Retiring on less than $1m is doable if you are willing to take on a healthy amount of risk. But that also means that you have to have some wiggle room in your spending.
That bring us to spending styles. You have someone who cannot imagine cutting anything out of their budget. And then you have their polar opposite, someone who can tighten their purse strings by 60%, if needed.
If my investments aren’t doing well, maybe I’m willing to cut my spending for 2-3 years in retirement. I could travel to cheaper places, eat out less, and avoid buying expensive gifts/clothes.
This way, you can retire on less than $1m and have enough to pay for all basic lifestyle expenses. You’ll have a roof over your head, food in the fridge, and a doctor to go to if you get sick.
Retiring in Luxury
Nothing wrong with living large. Nothing wrong with accumulating a $5,000,000 retirement net worth. Even on the low end, that’s a $100,000 a year if income. And probably as much as $250k/year.
The downside to retiring on only $1m is that if you change your mind you can’t go back to retiring in luxury. You’re stuck with however much you have.
But, you can still work in retirement. If your spending is so important to you in retirement you can always get a part-time job in healthcare. Assuming your health allows it.
2 replies on “Retiring On Less Than $1M”
A lot of different concepts are covered here.
When you say you are suggesting investing $400k (of $1M, 40% of your nest egg) in a business, does that mean you are running the business or are you a passive investor. For the former, that means that you are working, in all likelihood, maybe more or maybe less than a physician. For both, you are risking quite a bit the majority of new businesses fail. That seems like not a great early retirement strategy, if you want to stay retired.

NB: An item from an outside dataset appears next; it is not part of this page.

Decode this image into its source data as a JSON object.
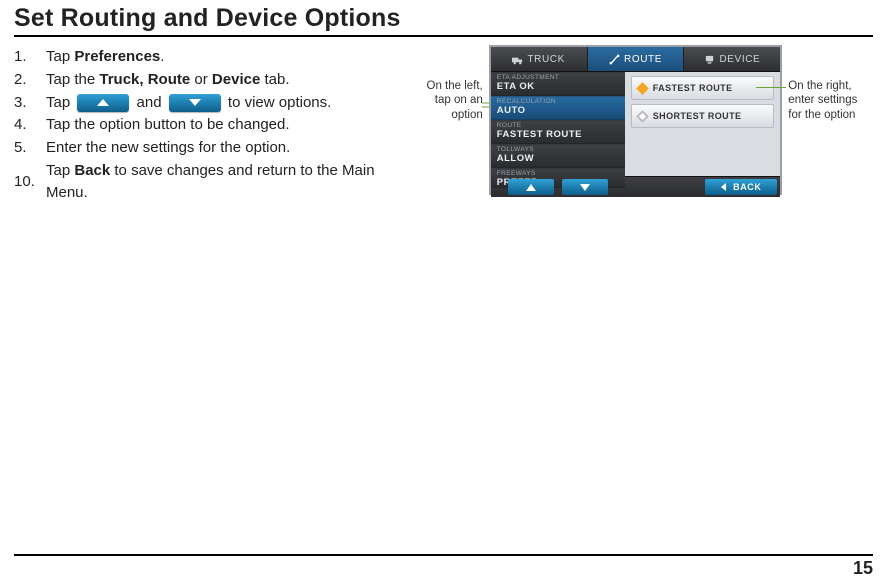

I probably didn’t express the idea very well. I wasn’t trying to recommend one investing strategy over another. The best way to succeed with an investment is to believe in it, understand it, and not feel burdened by it. Business makes sense to me and it’s a good way for someone like myself to stay active while profiting from my interests. For example, I like writing and I like teaching, hence this website and podcast, which both have been earning my money as a business.
My best friend’s parents are retired with over 50 fast food restaurants in their portfolio. They have an operations manager who oversees everything. Are they truly retired? Dunno, I suppose each person who is observing their lifestyle will decide for themselves, as will they.